Step7: Add the boiled arbis and coat them lightly with all the spices. Use less spoon while turning them otherwise they will break.
Step8: Keep flame to low-medium and let them fry for 5-6mins. Spread the arbi a little. Keep shaking pan in between.
Step9: Once it gets crispy from outside, add dry mango powder and garam masala. Mix everything well and cook for another 1 min.
Step10: Add green coriander to it and mix. Turn off flame, take out the arbi in a plate.
Step11: Arbi Masala Dry Veg is ready.
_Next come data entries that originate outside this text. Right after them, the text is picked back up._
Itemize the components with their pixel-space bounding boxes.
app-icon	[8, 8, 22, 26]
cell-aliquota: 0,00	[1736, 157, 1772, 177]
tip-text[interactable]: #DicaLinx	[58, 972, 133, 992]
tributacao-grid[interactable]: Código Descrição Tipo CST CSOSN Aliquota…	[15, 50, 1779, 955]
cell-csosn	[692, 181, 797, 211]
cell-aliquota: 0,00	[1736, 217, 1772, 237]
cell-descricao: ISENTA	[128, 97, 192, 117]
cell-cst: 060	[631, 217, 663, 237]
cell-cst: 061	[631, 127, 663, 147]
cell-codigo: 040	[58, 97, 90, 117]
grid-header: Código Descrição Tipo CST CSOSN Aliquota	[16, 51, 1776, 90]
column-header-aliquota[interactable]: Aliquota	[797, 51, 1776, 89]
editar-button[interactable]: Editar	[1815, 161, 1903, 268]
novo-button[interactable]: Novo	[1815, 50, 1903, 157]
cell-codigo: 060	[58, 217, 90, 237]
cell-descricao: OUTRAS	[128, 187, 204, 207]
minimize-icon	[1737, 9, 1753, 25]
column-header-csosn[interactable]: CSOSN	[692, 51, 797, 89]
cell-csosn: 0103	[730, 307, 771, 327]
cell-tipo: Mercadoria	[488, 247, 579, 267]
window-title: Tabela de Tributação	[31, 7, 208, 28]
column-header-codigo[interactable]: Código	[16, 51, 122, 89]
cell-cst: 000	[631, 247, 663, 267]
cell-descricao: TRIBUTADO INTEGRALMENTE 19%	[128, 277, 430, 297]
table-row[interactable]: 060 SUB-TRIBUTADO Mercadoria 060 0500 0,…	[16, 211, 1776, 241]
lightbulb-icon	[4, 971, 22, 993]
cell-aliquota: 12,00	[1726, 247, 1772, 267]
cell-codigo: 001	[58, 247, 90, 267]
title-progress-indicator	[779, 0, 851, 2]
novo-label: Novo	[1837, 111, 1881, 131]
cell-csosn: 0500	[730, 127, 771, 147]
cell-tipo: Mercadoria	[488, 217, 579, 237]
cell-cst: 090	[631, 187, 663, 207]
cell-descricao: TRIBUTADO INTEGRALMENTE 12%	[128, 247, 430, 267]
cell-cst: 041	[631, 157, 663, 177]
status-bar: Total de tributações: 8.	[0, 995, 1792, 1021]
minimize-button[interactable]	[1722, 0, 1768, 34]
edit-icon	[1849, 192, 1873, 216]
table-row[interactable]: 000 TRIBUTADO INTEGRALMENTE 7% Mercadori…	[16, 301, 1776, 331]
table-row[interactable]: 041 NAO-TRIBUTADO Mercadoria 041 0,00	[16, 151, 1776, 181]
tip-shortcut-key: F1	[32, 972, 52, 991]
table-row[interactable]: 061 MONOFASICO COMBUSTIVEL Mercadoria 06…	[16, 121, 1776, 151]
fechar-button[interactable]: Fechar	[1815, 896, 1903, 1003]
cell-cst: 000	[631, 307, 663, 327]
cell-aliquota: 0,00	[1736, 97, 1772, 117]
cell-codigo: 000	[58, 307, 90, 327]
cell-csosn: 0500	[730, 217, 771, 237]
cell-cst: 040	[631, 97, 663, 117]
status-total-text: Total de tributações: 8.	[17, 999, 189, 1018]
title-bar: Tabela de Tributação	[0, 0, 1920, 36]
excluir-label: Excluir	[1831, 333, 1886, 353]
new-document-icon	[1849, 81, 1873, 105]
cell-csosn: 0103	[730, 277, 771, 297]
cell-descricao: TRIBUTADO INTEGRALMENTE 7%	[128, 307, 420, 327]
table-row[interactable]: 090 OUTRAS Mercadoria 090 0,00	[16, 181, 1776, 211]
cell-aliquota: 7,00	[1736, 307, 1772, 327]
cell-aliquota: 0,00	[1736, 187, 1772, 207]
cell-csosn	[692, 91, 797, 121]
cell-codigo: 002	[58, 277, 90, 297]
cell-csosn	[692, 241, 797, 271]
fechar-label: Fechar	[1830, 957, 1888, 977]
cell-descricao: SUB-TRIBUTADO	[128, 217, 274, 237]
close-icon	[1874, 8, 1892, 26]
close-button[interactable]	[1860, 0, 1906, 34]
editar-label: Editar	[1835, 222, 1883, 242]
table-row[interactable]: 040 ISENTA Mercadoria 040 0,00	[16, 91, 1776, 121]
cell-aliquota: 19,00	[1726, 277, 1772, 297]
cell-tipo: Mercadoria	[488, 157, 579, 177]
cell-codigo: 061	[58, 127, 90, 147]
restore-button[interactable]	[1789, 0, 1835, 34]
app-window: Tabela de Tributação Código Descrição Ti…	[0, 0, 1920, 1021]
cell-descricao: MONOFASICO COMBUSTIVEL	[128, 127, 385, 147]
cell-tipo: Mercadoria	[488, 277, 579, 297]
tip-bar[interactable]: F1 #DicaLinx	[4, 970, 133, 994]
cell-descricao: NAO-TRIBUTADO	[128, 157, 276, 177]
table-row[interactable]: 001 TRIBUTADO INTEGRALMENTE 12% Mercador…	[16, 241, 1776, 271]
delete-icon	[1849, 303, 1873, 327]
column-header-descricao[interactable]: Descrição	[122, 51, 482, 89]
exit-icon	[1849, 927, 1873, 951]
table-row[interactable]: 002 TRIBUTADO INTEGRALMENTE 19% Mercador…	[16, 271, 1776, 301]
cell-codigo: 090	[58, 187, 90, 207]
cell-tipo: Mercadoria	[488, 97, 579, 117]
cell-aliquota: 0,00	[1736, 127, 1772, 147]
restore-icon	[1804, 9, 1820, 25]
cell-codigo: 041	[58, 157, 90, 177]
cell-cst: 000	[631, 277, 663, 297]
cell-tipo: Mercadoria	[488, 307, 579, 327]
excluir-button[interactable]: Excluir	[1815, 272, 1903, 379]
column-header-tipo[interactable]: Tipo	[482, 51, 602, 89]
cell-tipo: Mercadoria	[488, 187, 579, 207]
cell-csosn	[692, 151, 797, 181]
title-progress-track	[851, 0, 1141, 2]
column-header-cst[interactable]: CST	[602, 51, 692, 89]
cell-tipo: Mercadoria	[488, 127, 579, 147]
Serve it with poori, paratha or dal, rice.
- If you want you may pan-fry them separately until it becomes crispy, then saute with all the spices.
- Arbi cooked in mustard oil tastes good though, you can choose any cooking oil.
- When you buy arbi from the grocery store, make sure it is round in shape and has no joints.
- When arbi is peeled can be little irritating to some people, in that case, you may wear gloves or coat your palm and fingers with some oil.
- Keep a check on the time when you boil arbi. If you are not sure about the time then do boil them in open pot instead of cooker. Keep checking in between. It should be just boiled and when you touch it should press a bit. Do not overboil them.
- Add arbi for frying only when it is completely cooled down otherwise it will turn mushy while cooking.